Hi.
I'm running a backfill from a kafka topic with very few records spread
across a few days. I'm seeing a case where the records coming from a kafka
source have a watermark that's more recent (by hours) than the event time.
I haven't seen this before when running this. This violates what I'd
assume the kafka source would do.
Example problem:
1. I have kafka records at ts=1000, 2000, ... 500000. The actual times are
separated by a longer time period.
2. My first operator after the FlinkKafkaConsumer sees:
context.timestamp() = 1000
context.timerService().currentWatermark() = 500000
Details about how I'm running this:
- I'm on Flink 1.12.3 that's running on EKS and using MSK as the source.
- I'm using FlinkKafkaConsumer
- I'm using WatermarkStrategy.forBoundedOutOfOrderness(5s). No idleness
settings.
- I'm running similar code in all the environments. The main difference is
low traffic. I have not been able to reproduce this out of the environment.

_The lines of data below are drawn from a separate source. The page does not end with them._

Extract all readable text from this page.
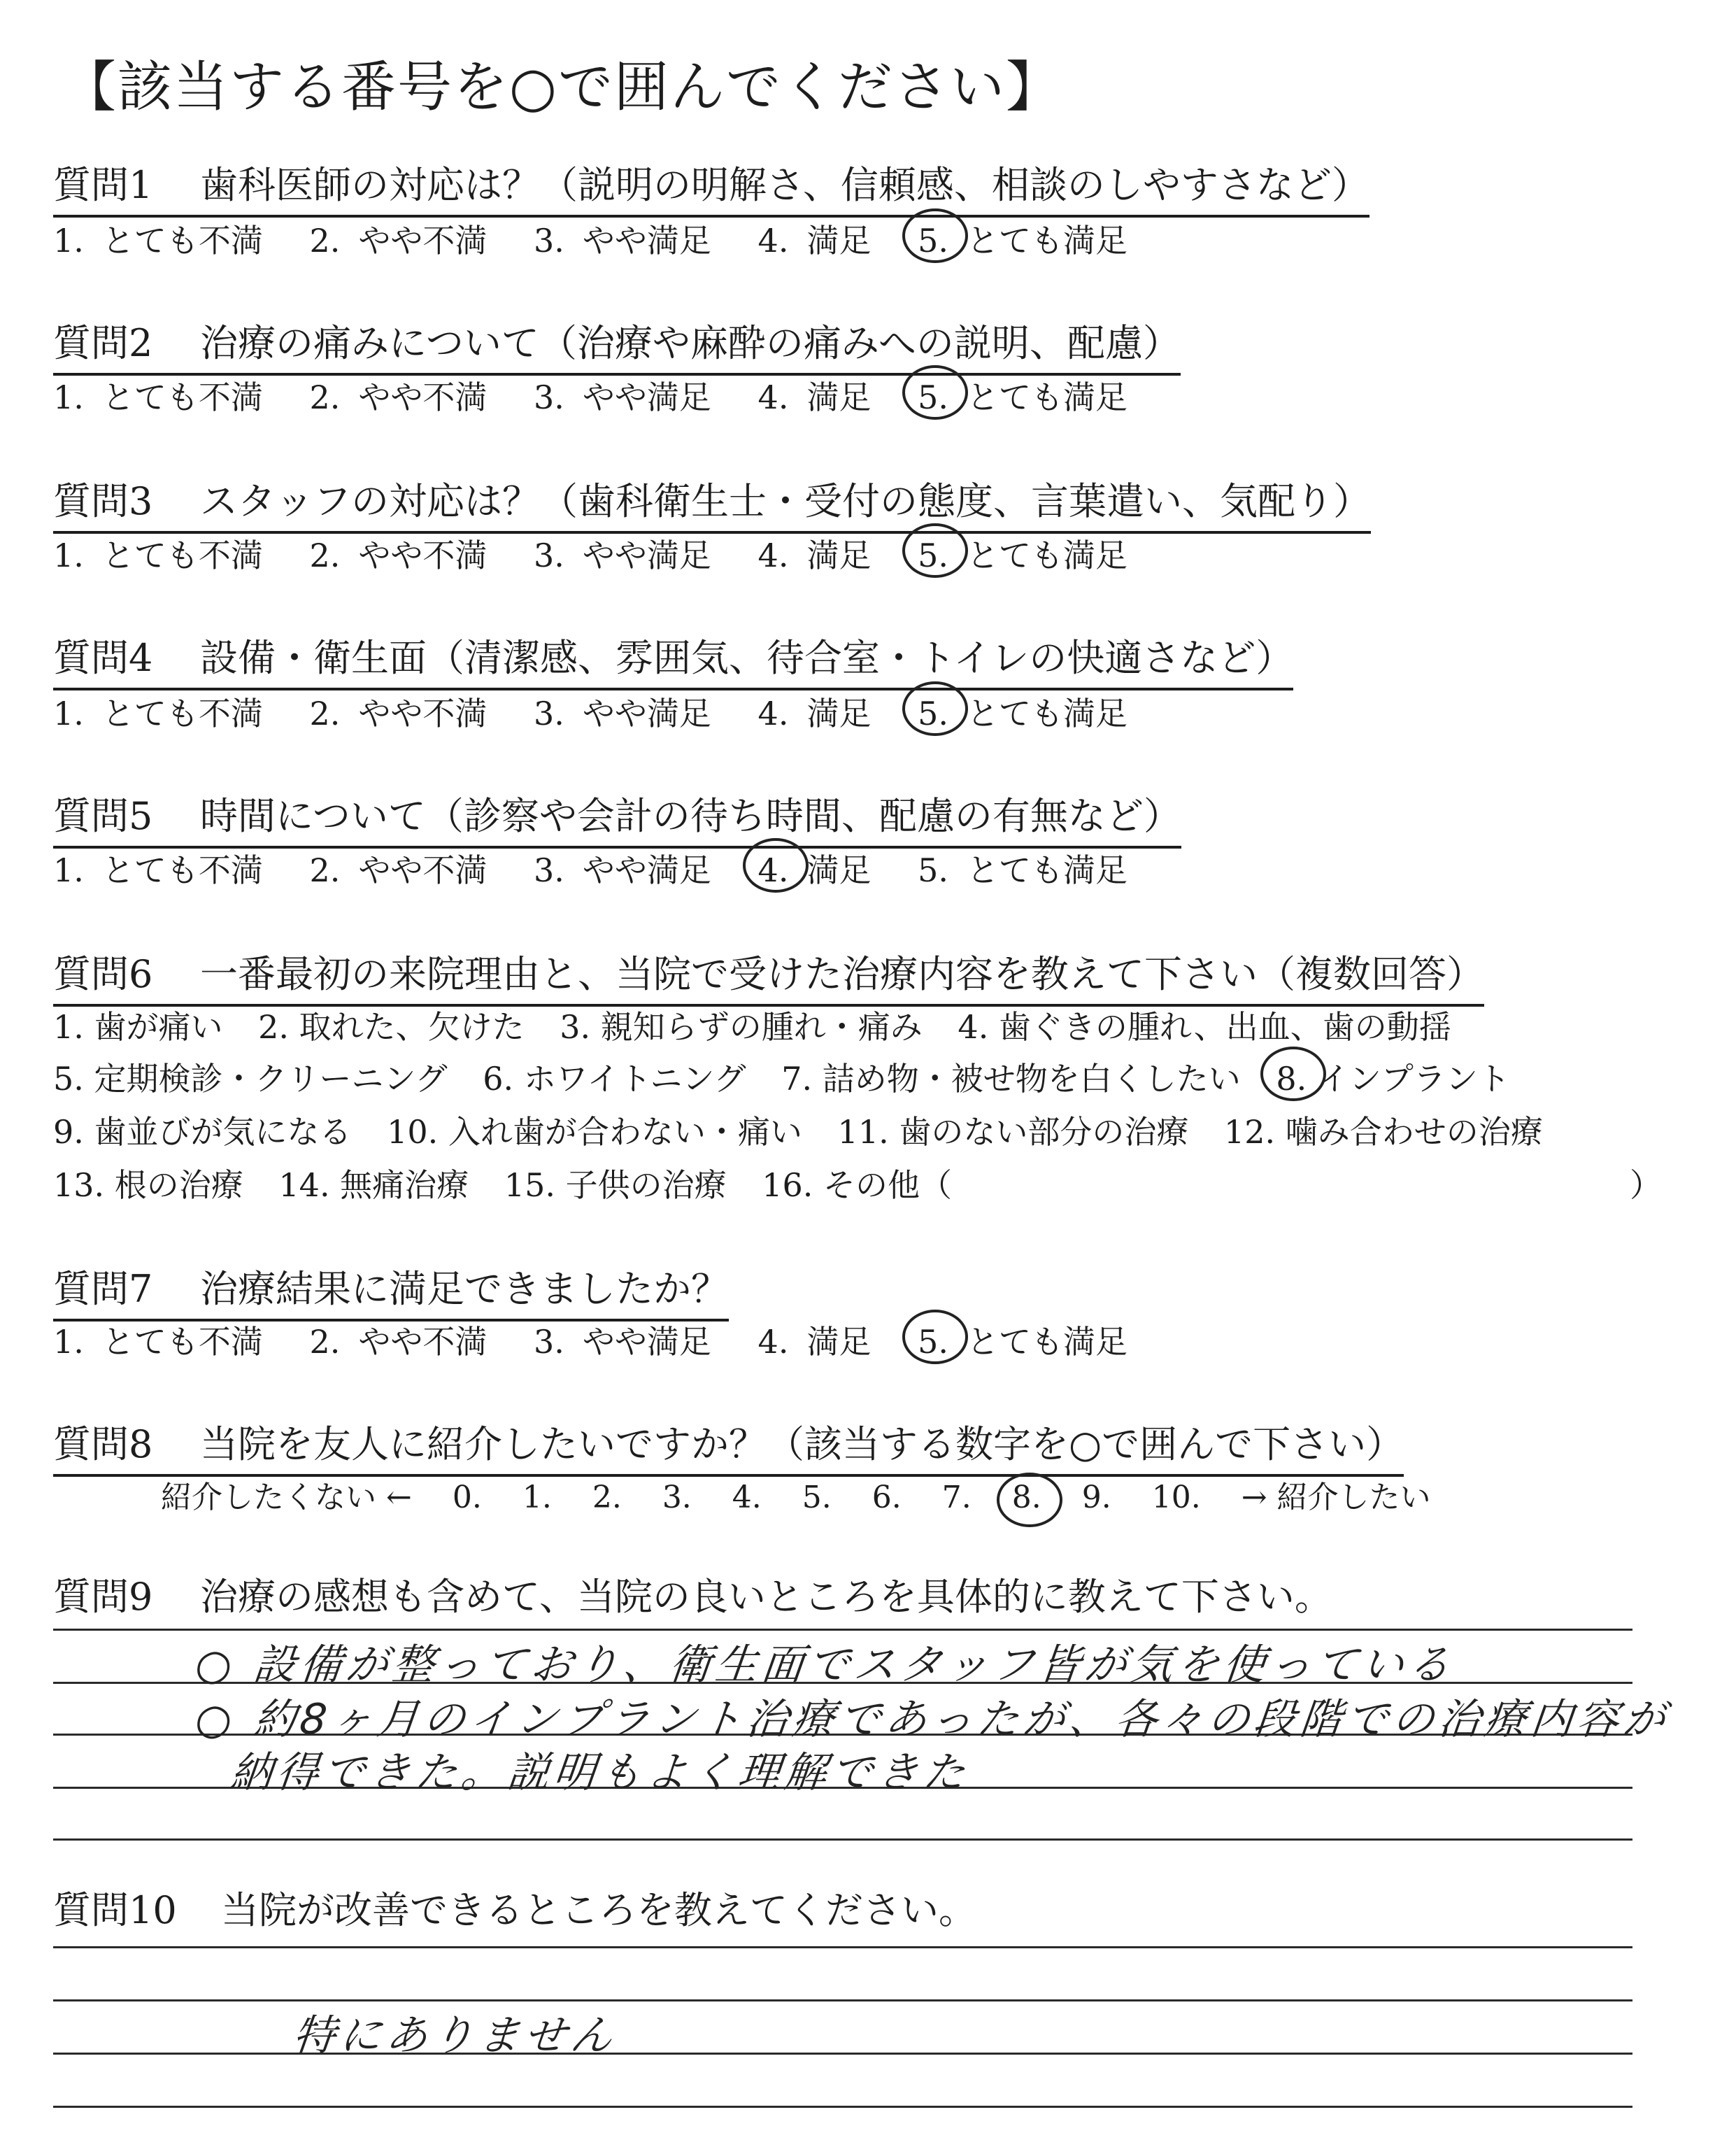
【該当する番号を○で囲んでください】
質問1 歯科医師の対応は？（説明の明解さ、信頼感、相談のしやすさなど）
1. とても不満 2. やや不満 3. やや満足 4. 満足 5. とても満足
質問2 治療の痛みについて（治療や麻酔の痛みへの説明、配慮）
1. とても不満 2. やや不満 3. やや満足 4. 満足 5. とても満足
質問3 スタッフの対応は？（歯科衛生士・受付の態度、言葉遣い、気配り）
1. とても不満 2. やや不満 3. やや満足 4. 満足 5. とても満足
質問4 設備・衛生面（清潔感、雰囲気、待合室・トイレの快適さなど）
1. とても不満 2. やや不満 3. やや満足 4. 満足 5. とても満足
質問5 時間について（診察や会計の待ち時間、配慮の有無など）
1. とても不満 2. やや不満 3. やや満足 4. 満足 5. とても満足
質問6 一番最初の来院理由と、当院で受けた治療内容を教えて下さい（複数回答）
1. 歯が痛い 2. 取れた、欠けた 3. 親知らずの腫れ・痛み 4. 歯ぐきの腫れ、出血、歯の動揺
5. 定期検診・クリーニング 6. ホワイトニング 7. 詰め物・被せ物を白くしたい 8. インプラント
9. 歯並びが気になる 10. 入れ歯が合わない・痛い 11. 歯のない部分の治療 12. 噛み合わせの治療
13. 根の治療 14. 無痛治療 15. 子供の治療 16. その他（	）
質問7 治療結果に満足できましたか？
1. とても不満 2. やや不満 3. やや満足 4. 満足 5. とても満足
質問8 当院を友人に紹介したいですか？（該当する数字を○で囲んで下さい）
紹介したくない ← 0. 1. 2. 3. 4. 5. 6. 7. 8. 9. 10. → 紹介したい
質問9 治療の感想も含めて、当院の良いところを具体的に教えて下さい。
○ 設備が整っており、衛生面でスタッフ皆が気を使っている
○ 約8ヶ月のインプラント治療であったが、各々の段階での治療内容が
納得できた。説明もよく理解できた
質問10 当院が改善できるところを教えてください。
特にありません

I put the following process function right after my kafka source.
--------
AfterSource
ts=1647274892728
watermark=1647575140007
record=...
public static class TextLog extends ProcessFunction<Record, Record> {
private final String label;
public TextLogDeliveryLog(String label) {
this.label = label;
}
@Override
public void processElement(Record record, Context context,
Collector<Record> collector) throws Exception {
LOGGER.info("{}\nts={}\nwatermark={}\nrecord={}",
label, context.timestamp(),
context.timerService().currentWatermark(), record);
collector.collect(deliveryLog);
}
}